** This tutorial is currently a work in progress **

A Synopsis of DeepMind's Sobolev Training of Neural Networks

Here is a link to the original paper so that you can follow along as you read.
Here is a link to the code used for the tutorial.

I'll preface this tutorial by stating that despite the fancy formalisms of analysis in which this paper is dressed, at its core the main premise is quite simple: take a neural network and achieve better results by training to not only optimize function values, but derivative values as well.

That is, when training an ordinary neural network, we have a set of training data $\{x_i, f(x_i)\}_{i=1}^N$ along with a model $y_{\theta}(x)$ parametrized by weights $\theta$, and we seek to have $y_{\theta}$ match $f$ as closely as possible while achieving low generalization error by minimizing the training objective $$\sum_{i=1}^N l(y_{\theta}(x_i), f(x_i))$$ where $l$ is a loss function such as mean-squared error or the cross-entropy loss.

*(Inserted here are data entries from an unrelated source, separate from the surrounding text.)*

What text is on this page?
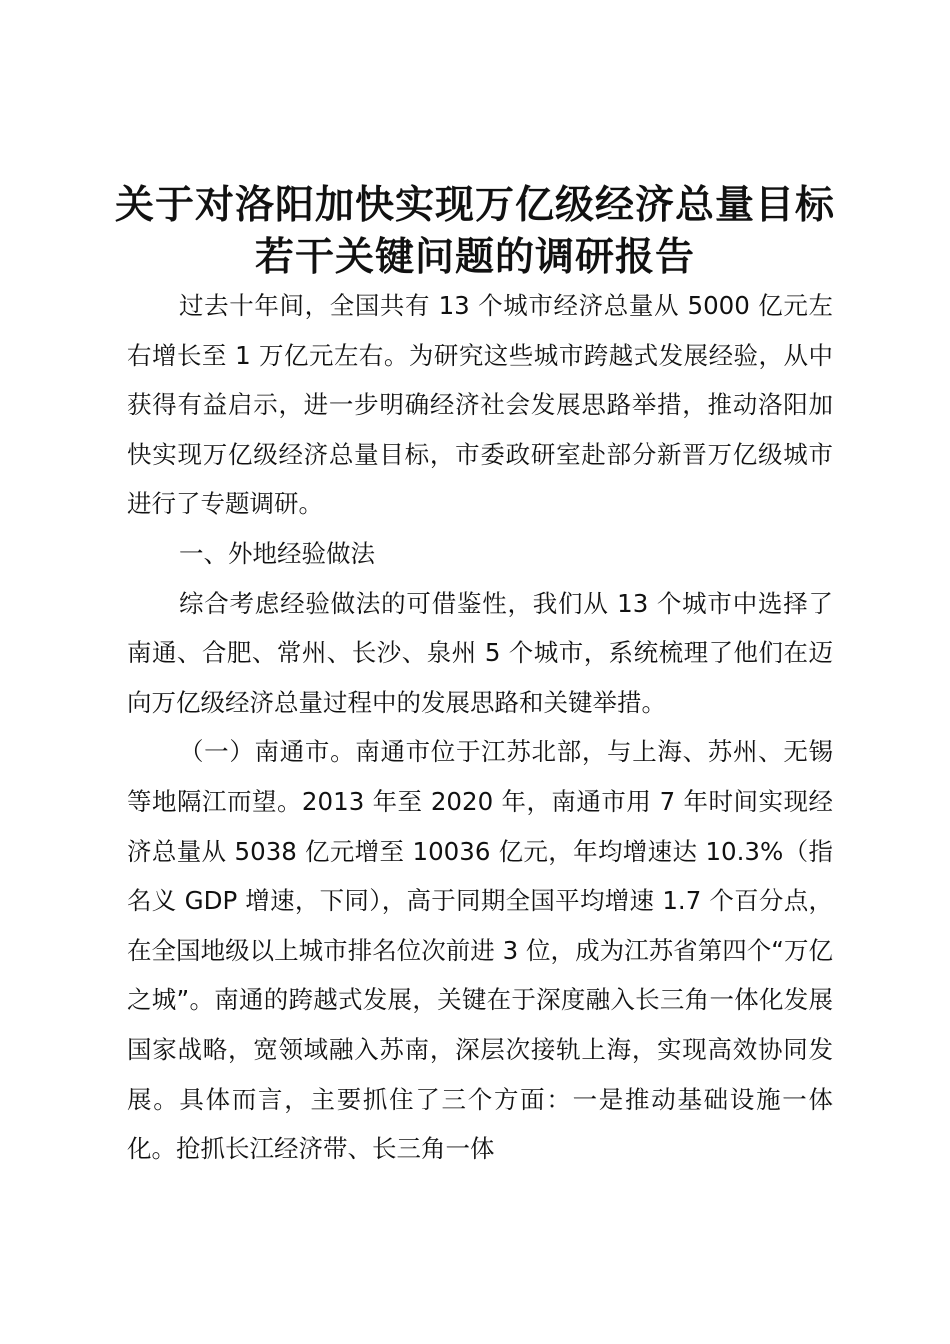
关于对洛阳加快实现万亿级经济总量目标若干关键问题的调研报告

过去十年间，全国共有 13 个城市经济总量从 5000 亿元左右增长至 1 万亿元左右。为研究这些城市跨越式发展经验，从中获得有益启示，进一步明确经济社会发展思路举措，推动洛阳加快实现万亿级经济总量目标，市委政研室赴部分新晋万亿级城市进行了专题调研。

一、外地经验做法

综合考虑经验做法的可借鉴性，我们从 13 个城市中选择了南通、合肥、常州、长沙、泉州 5 个城市，系统梳理了他们在迈向万亿级经济总量过程中的发展思路和关键举措。

（一）南通市。南通市位于江苏北部，与上海、苏州、无锡等地隔江而望。2013 年至 2020 年，南通市用 7 年时间实现经济总量从 5038 亿元增至 10036 亿元，年均增速达 10.3%（指名义 GDP 增速，下同），高于同期全国平均增速 1.7 个百分点，在全国地级以上城市排名位次前进 3 位，成为江苏省第四个“万亿之城”。南通的跨越式发展，关键在于深度融入长三角一体化发展国家战略，宽领域融入苏南，深层次接轨上海，实现高效协同发展。具体而言，主要抓住了三个方面：一是推动基础设施一体化。抢抓长江经济带、长三角一体
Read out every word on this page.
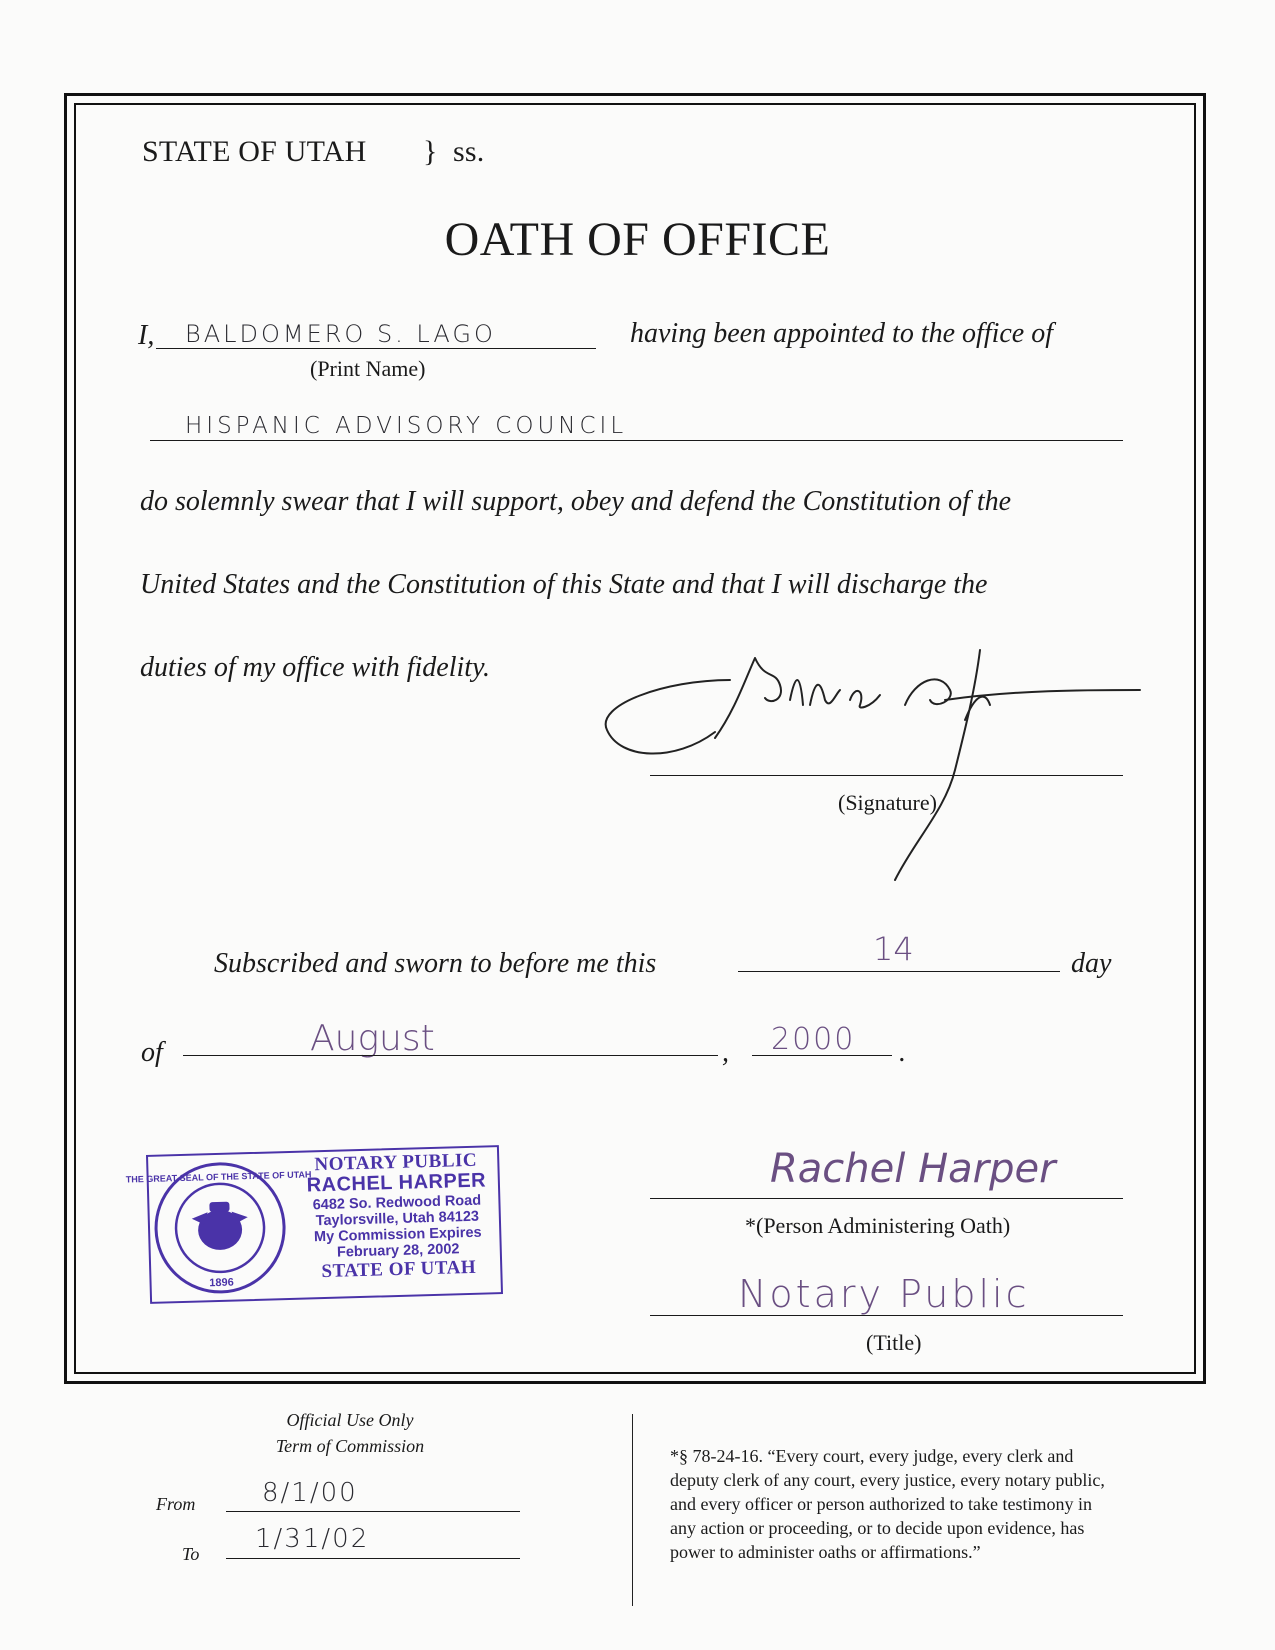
STATE OF UTAH } ss.
OATH OF OFFICE
I, BALDOMERO S. LAGO
(Print Name)
having been appointed to the office of
HISPANIC ADVISORY COUNCIL
do solemnly swear that I will support, obey and defend the Constitution of the
United States and the Constitution of this State and that I will discharge the
duties of my office with fidelity.
(Signature)
Subscribed and sworn to before me this	14	day
of	August	, 2000 .
THE GREAT SEAL OF THE STATE OF UTAH
1896
NOTARY PUBLIC
RACHEL HARPER
6482 So. Redwood Road
Taylorsville, Utah 84123
My Commission Expires
February 28, 2002
STATE OF UTAH
Rachel Harper
*(Person Administering Oath)
Notary Public
(Title)
Official Use Only
Term of Commission
From	8/1/00
To 1/31/02
*§ 78-24-16. “Every court, every judge, every clerk and
deputy clerk of any court, every justice, every notary public,
and every officer or person authorized to take testimony in
any action or proceeding, or to decide upon evidence, has
power to administer oaths or affirmations.”
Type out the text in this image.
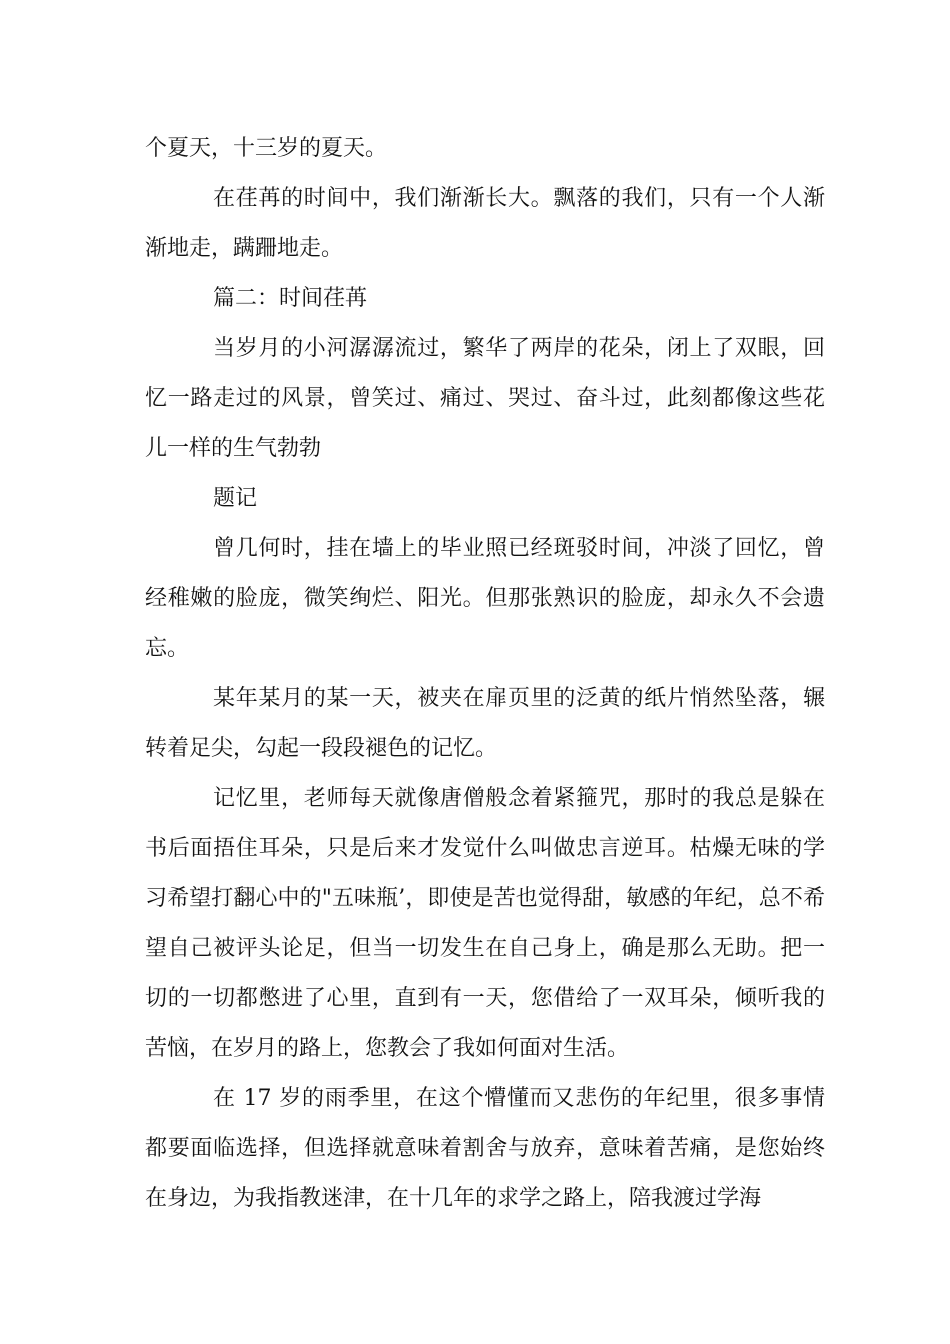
个夏天，十三岁的夏天。

在荏苒的时间中，我们渐渐长大。飘落的我们，只有一个人渐渐地走，蹒跚地走。

篇二：时间荏苒

当岁月的小河潺潺流过，繁华了两岸的花朵，闭上了双眼，回忆一路走过的风景，曾笑过、痛过、哭过、奋斗过，此刻都像这些花儿一样的生气勃勃

题记

曾几何时，挂在墙上的毕业照已经斑驳时间，冲淡了回忆，曾经稚嫩的脸庞，微笑绚烂、阳光。但那张熟识的脸庞，却永久不会遗忘。

某年某月的某一天，被夹在扉页里的泛黄的纸片悄然坠落，辗转着足尖，勾起一段段褪色的记忆。

记忆里，老师每天就像唐僧般念着紧箍咒，那时的我总是躲在书后面捂住耳朵，只是后来才发觉什么叫做忠言逆耳。枯燥无味的学习希望打翻心中的"五味瓶’，即使是苦也觉得甜，敏感的年纪，总不希望自己被评头论足，但当一切发生在自己身上，确是那么无助。把一切的一切都憋进了心里，直到有一天，您借给了一双耳朵，倾听我的苦恼，在岁月的路上，您教会了我如何面对生活。

在 17 岁的雨季里，在这个懵懂而又悲伤的年纪里，很多事情都要面临选择，但选择就意味着割舍与放弃，意味着苦痛，是您始终在身边，为我指教迷津，在十几年的求学之路上，陪我渡过学海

Sobolev training augments this traditional paradigm by making the assumption that in addition to the training data for $f$, we have access to training datasets for all of $f$'s derivatives up to order $K$, i.e. we have sets $\{x_i, D^1_{\mathbf{x}}(f(x_i))\}_{i=1}^N, \ldots, \{x_i, D^K_{\mathbf{x}}(f(x_i))\}_{i=1}^N$. With this data, we seek to not only match the outputs our model $y_{\theta}$ to the sampled function values present in the training data but also match our model's derivatives to the sampled training derivatives. The training process is generalized in the way you would expect. Our training objective becomes $$\sum_{i=1}^N \left[ l(y_{\theta}(x_i), f(x_i)) + \sum_{j=1}^K l(D^j_{\mathbf{x}}(y_{\theta}(x_i)), D^j_{\mathbf{x}}(f(x_i)))\right]$$ Of course, this is all well and good, but the natural question is "how does one go about acquiring derivative samples for supervision of the Sobolev training objective?" The authors don't really give us an answer in the general case, but they do put forth a couple of circumstances under which such training data might be readily available.

The first example they give pertains to those instances where the ground truth function is itself a neural network which the practitioner has a-priori access to. This is the case for policy distillation in RL, neural network compression (expressing an equivalent model using fewer weights), and for the prediction of synthetic gradients.

They also mention that in certain online instances, even if access to analytic-form gradients for sampling is unavailable, those same gradients can be approximated using the technique of finite differences. More on that in a bit.

What's a Sobolev Space and Why the Formalism?

Simply put, a Sobolev Space is a vector space where the vectors are functions and their derivatives with norms defined on them. The introduction of a norm gives us a way of quantifying the distance between any two functions or derivatives, and thus allows us to optimize functions like the one given as the Sobolev training objective. There's a lot of fancy math going on with Sobolev Spaces under the hood. For example, when one defines such a space, they normally extend the definition of differentiability to apply in a *weak* sense. This is done to allow for the convergence of arbitrary Cauchy sequences in order to turn the space into a complete and Banach space. Those are both functional analytic notions, and if you'd like a primer on the underlying math, I encourage you to consult my notes on functional analysis on this blog.

In order to make things crystal clear, I'll quickly introduce the natural norm induced on a Sobolev space.

Definition: A (one-dimensional) Sobolev space $W^{k,p}$ is the subset of functions $f$ in $L^p(\mathbb{R})$ such that $f$ and its weak derivatives up to some order $k$ have a finite $L^p$ norm for given $p (1 \leq p \leq \infty)$.

With that, the norm on $f$ is defined as $$\| f \|_{k, p} = \left(\sum_{i=0}^k \| f^{(i)}\|_p^p\right)^{\frac{1}{p}} = \left( \sum_{i=0}^k \int |f^{(i)}(t)|^p \ dt\right)^{\frac{1}{p}}$$